Outer validation method: train-test split#

for method in simple_methods + combined_methods:
    for stat in stats:
        X_stats_train[method][stat], X_stats_test[method][stat], Y_train, Y_test = train_test_split(X_stats[method][stat], Y, test_size=0.25, random_state=123, stratify=Y)

Applying Outer Evaluation#

We print the saved results in order to review which is the best pipeline, namely, the best combination of feature extraction method and model (with its hyper-parameters).

print(f'Best features extraction method is the combined method {final_best_method} with the statistics {final_best_stats}')
print(f'And the best model is {final_best_model} with the following hyper-parameters:\n{best_params[final_best_method][final_best_stats][final_best_model]}')

Best features extraction method is the combined method MFCC-chroma-spectral_bandwidth-spectral_contrast-zero_crossing_rate with the statistics mean-Q25-median-Q75-std
And the best model is MLP with the following hyper-parameters:
{'learning_rate_init': 0.0007230035617449583, 'alpha': 0.0015684955983016854, 'activation': 'logistic', 'hidden_layer_sizes': 300, 'max_iter': 300}

Estimation of future performance based on the testing partition:

MLP_model = MLPClassifier(random_state=123).set_params(**best_params[final_best_method][final_best_stats][final_best_model])
MLP_model.fit(X=X_stats_train[final_best_method][final_best_stats], y=Y_train)
Y_test_hat = MLP_model.predict(X=X_stats_test[final_best_method][final_best_stats])
future_performance_balanced_acc = balanced_accuracy_score(y_pred=Y_test_hat, y_true=Y_test)
future_performance_acc = accuracy_score(y_pred=Y_test_hat, y_true=Y_test)

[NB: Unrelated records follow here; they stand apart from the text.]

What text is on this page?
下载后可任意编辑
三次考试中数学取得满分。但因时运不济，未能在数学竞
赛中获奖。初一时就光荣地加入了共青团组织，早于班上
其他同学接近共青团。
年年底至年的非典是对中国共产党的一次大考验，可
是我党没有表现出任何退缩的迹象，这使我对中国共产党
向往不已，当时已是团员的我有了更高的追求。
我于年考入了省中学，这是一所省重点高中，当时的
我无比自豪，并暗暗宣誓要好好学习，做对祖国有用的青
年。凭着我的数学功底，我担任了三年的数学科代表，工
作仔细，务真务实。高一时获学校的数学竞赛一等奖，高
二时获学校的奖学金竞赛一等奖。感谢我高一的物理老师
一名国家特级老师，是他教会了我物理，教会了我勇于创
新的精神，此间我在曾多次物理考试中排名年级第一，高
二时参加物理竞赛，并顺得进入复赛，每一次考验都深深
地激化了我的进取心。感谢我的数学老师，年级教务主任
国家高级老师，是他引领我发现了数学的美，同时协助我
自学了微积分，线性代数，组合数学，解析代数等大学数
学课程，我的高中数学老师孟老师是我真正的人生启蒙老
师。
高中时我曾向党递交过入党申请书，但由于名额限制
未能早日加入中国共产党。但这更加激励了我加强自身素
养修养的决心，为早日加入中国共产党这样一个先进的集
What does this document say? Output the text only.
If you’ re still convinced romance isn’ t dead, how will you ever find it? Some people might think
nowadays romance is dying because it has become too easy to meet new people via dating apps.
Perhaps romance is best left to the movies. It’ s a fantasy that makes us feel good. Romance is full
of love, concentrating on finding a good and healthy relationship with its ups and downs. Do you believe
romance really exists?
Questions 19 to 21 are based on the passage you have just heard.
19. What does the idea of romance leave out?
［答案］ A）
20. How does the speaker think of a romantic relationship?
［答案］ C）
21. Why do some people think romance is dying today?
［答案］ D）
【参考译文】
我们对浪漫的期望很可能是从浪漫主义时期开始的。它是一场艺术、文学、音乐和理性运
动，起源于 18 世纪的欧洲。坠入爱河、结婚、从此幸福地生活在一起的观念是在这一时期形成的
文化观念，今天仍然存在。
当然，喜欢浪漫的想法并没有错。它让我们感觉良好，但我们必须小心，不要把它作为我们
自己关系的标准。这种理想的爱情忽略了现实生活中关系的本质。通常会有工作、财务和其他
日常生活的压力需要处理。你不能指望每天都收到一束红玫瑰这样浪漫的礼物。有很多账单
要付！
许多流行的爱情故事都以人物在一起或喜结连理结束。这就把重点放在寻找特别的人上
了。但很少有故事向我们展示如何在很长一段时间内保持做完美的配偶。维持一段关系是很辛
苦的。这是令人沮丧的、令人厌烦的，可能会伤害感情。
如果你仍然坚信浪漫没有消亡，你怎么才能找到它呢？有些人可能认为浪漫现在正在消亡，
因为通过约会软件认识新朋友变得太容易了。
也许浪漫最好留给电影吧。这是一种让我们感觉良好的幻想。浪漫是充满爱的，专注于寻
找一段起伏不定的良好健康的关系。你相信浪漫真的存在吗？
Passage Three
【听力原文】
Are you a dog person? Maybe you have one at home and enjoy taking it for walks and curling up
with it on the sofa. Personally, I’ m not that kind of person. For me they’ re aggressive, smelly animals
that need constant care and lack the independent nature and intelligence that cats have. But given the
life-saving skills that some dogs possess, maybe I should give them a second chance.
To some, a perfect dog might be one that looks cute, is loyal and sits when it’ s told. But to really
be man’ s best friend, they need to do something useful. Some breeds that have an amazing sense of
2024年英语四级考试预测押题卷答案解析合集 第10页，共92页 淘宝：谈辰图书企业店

print(f'The estimation of future performance of the best pipeline in terms of balanced accuracy is {int(np.round(future_performance_balanced_acc, 2)*100)}%, and in terms of accuracy is {int(np.round(future_performance_acc, 2)*100)}%.')

The estimation of future performance of the best pipeline in terms of balanced accuracy is 83%, and in terms of accuracy is 85%.

cm = confusion_matrix(y_pred=Y_test_hat, y_true=Y_test, normalize='true', labels=MLP_model.classes_)
# normalize='true' to normalize over the rows (true classes)
disp = ConfusionMatrixDisplay(confusion_matrix=cm, display_labels=MLP_model.classes_)

fig, axs = plt.subplots(figsize=(7,7))
disp.plot(ax=axs, cmap=plt.cm.Blues, values_format='.3f', text_kw={'fontsize': 13})
plt.title('Confusion Matrix over true classes\n Multi-Layer Perceptron', weight='bold', fontsize=13)
axs.set_xlabel('Predicted class', size=12)
axs.set_ylabel('True class', size=12)
plt.xticks(fontsize=12)
plt.yticks(fontsize=12)
plt.grid(False)
plt.show()

_images/8d15aad9939ccb3dc3e44e4c124c33c232b2833237383b6af74cebf93c1b3005.png

The results of the confusion matrix are generally good, these results were expected based on the estimation of future performance. The errors made by the model are localized, there are no major confusions. The error is always one level.

The class that produces the biggest error is class 3 (severe level), it seems that the model does not recognize this class too well, something that may be due to an unbalance of this class, there are fewer samples of this class so the model maybe does not capture the characteristics that differentiate this class from class 2. With some kind of class balancing or weights, the accuracy in that class could be increased if necessary.